A wave of immigration protests sweeping across the United States has led to widespread unrest, with nearly 400 individuals arrested or detained in Los Angeles since Saturday, according to multiple media reports. The Los Angeles Police Department (LAPD) confirmed that the detainees include 330 undocumented migrants and 157 individuals arrested for assault and obstruction. Tensions escalated significantly following the imposition of a curfew in downtown Los Angeles on Tuesday night. The LAPD reported 203 arrests for failure to disperse and 17 for curfew violations on the first night alone.
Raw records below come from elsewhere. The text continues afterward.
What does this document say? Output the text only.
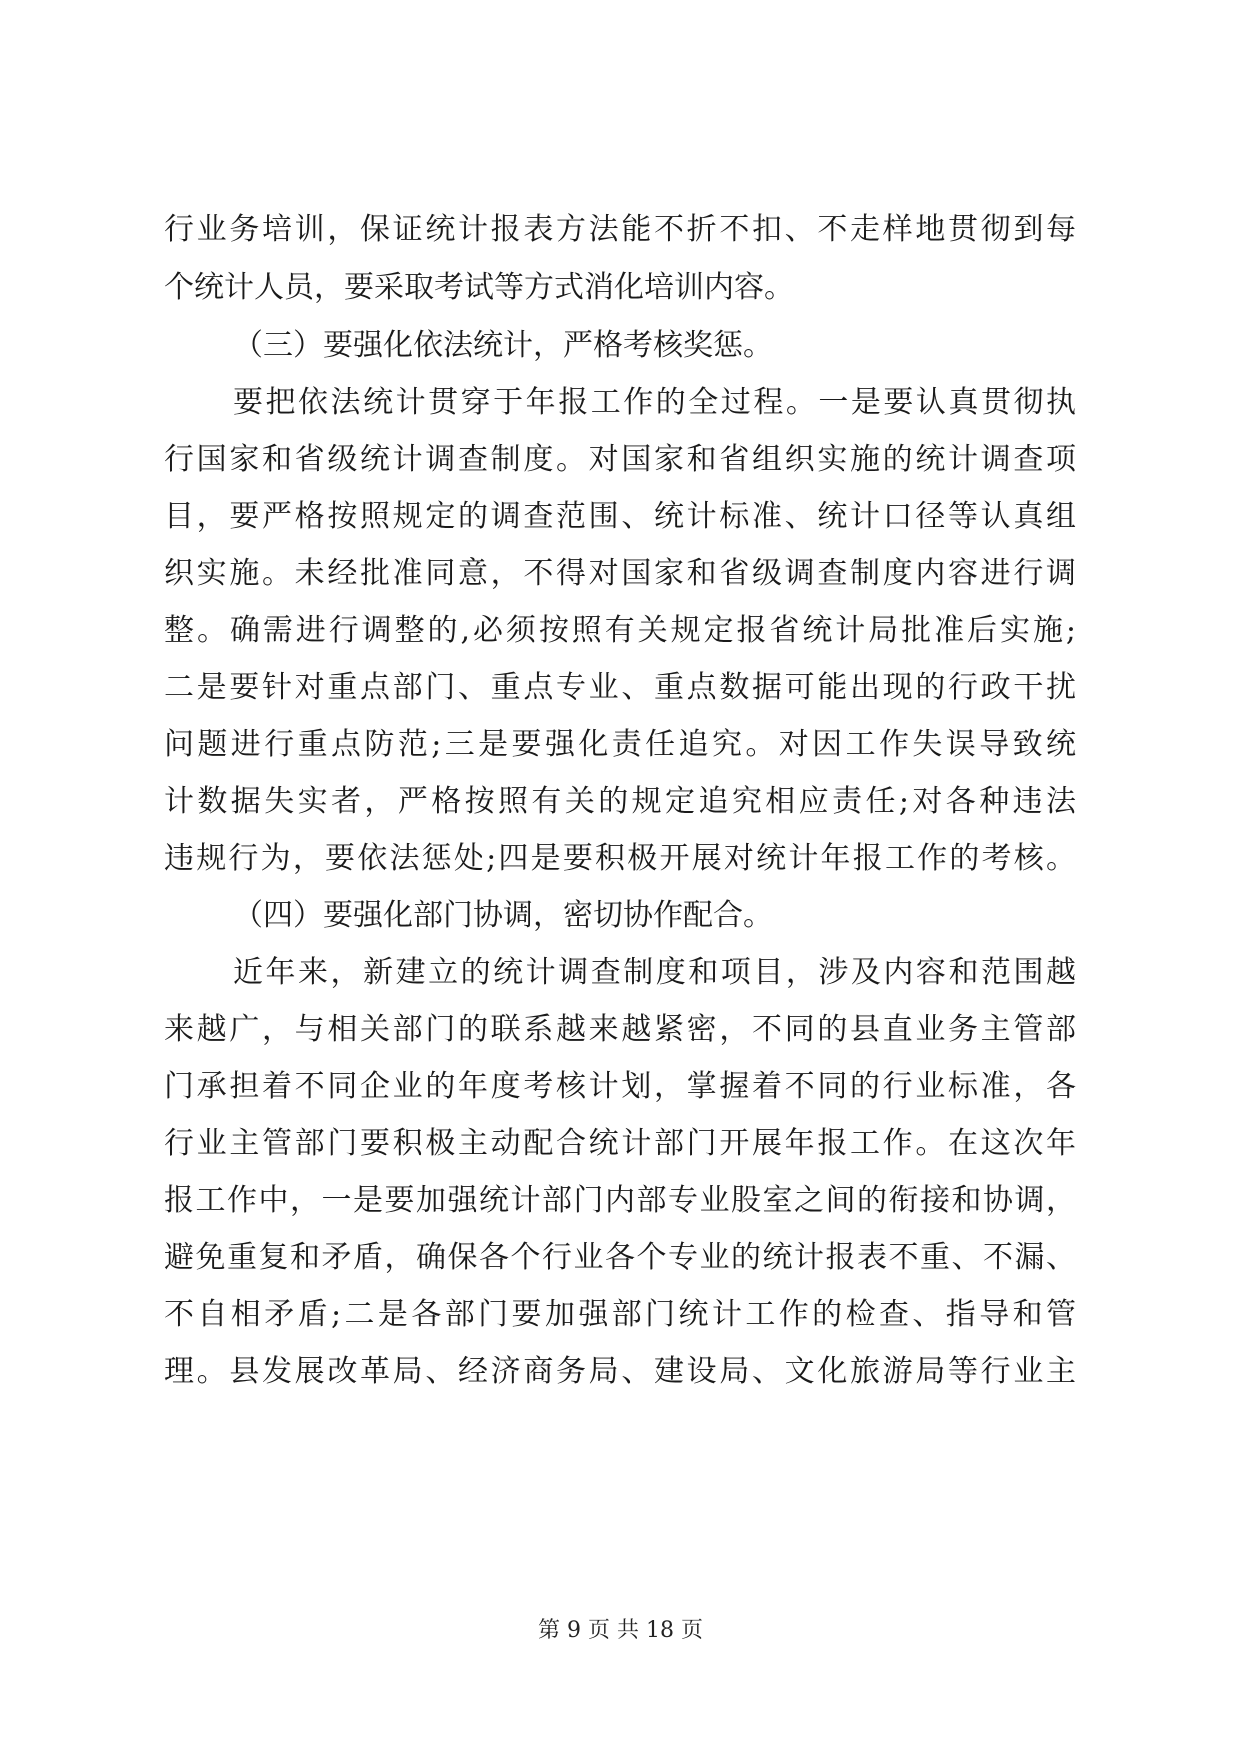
行业务培训，保证统计报表方法能不折不扣、不走样地贯彻到每
个统计人员，要采取考试等方式消化培训内容。
（三）要强化依法统计，严格考核奖惩。
要把依法统计贯穿于年报工作的全过程。一是要认真贯彻执
行国家和省级统计调查制度。对国家和省组织实施的统计调查项
目，要严格按照规定的调查范围、统计标准、统计口径等认真组
织实施。未经批准同意，不得对国家和省级调查制度内容进行调
整。确需进行调整的,必须按照有关规定报省统计局批准后实施;
二是要针对重点部门、重点专业、重点数据可能出现的行政干扰
问题进行重点防范;三是要强化责任追究。对因工作失误导致统
计数据失实者，严格按照有关的规定追究相应责任;对各种违法
违规行为，要依法惩处;四是要积极开展对统计年报工作的考核。
（四）要强化部门协调，密切协作配合。
近年来，新建立的统计调查制度和项目，涉及内容和范围越
来越广，与相关部门的联系越来越紧密，不同的县直业务主管部
门承担着不同企业的年度考核计划，掌握着不同的行业标准，各
行业主管部门要积极主动配合统计部门开展年报工作。在这次年
报工作中，一是要加强统计部门内部专业股室之间的衔接和协调，
避免重复和矛盾，确保各个行业各个专业的统计报表不重、不漏、
不自相矛盾;二是各部门要加强部门统计工作的检查、指导和管
理。县发展改革局、经济商务局、建设局、文化旅游局等行业主
第 9 页 共 18 页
Curfew Follows Looting and Vandalism
Los Angeles Mayor Karen Bass announced the emergency curfew, which ran from 8:00 p.m. Tuesday to 6:00 a.m. Wednesday, following a surge in looting and property damage after largely peaceful demonstrations earlier in the day. Among the businesses targeted were an Apple Store, Adidas outlets, pharmacies, marijuana dispensaries, and jewellery shops. Videos circulating online show looters smashing windows, tagging buildings with graffiti, and ransacking store shelves. The LAPD, already stretched by widespread demonstrations, launched a sweeping response, but struggled to contain the chaos.
Federal Response and Political Tensions
In a controversial move, President Donald Trump ordered the deployment of over 4,000 National Guard troops and 700 active-duty Marines to the Los Angeles area, despite objections from California Governor Gavin Newsom and other state leaders. The President cited an “assault on peace and public order” and hinted at invoking the Insurrection Act—a rarely used federal statute allowing military intervention in civil unrest.
Protests Expand Nationwide
What began as protests focused on immigration enforcement under the Trump administration quickly spread to at least two dozen cities, including Chicago, New York, Atlanta, Seattle, San Francisco, Houston, Dallas, San Antonio, and Washington, D.C.
In Chicago, demonstrators blocked traffic in the downtown Loop, with one CTA bus seen covered in anti-police and anti-ICE graffiti. Despite the disruption, the Chicago Tribune reported no immediate arrests. In New York, protesters marched from Lower Manhattan past federal immigration offices, while in Atlanta, over 1,000 protesters filled Buford Highway, with hundreds entering Doraville in a standoff with police.
Protest tactics have varied by city, ranging from sit-ins and traffic blockades to flash demonstrations, creating logistical challenges for law enforcement and reigniting national debates around immigration, civil rights, and federal authority.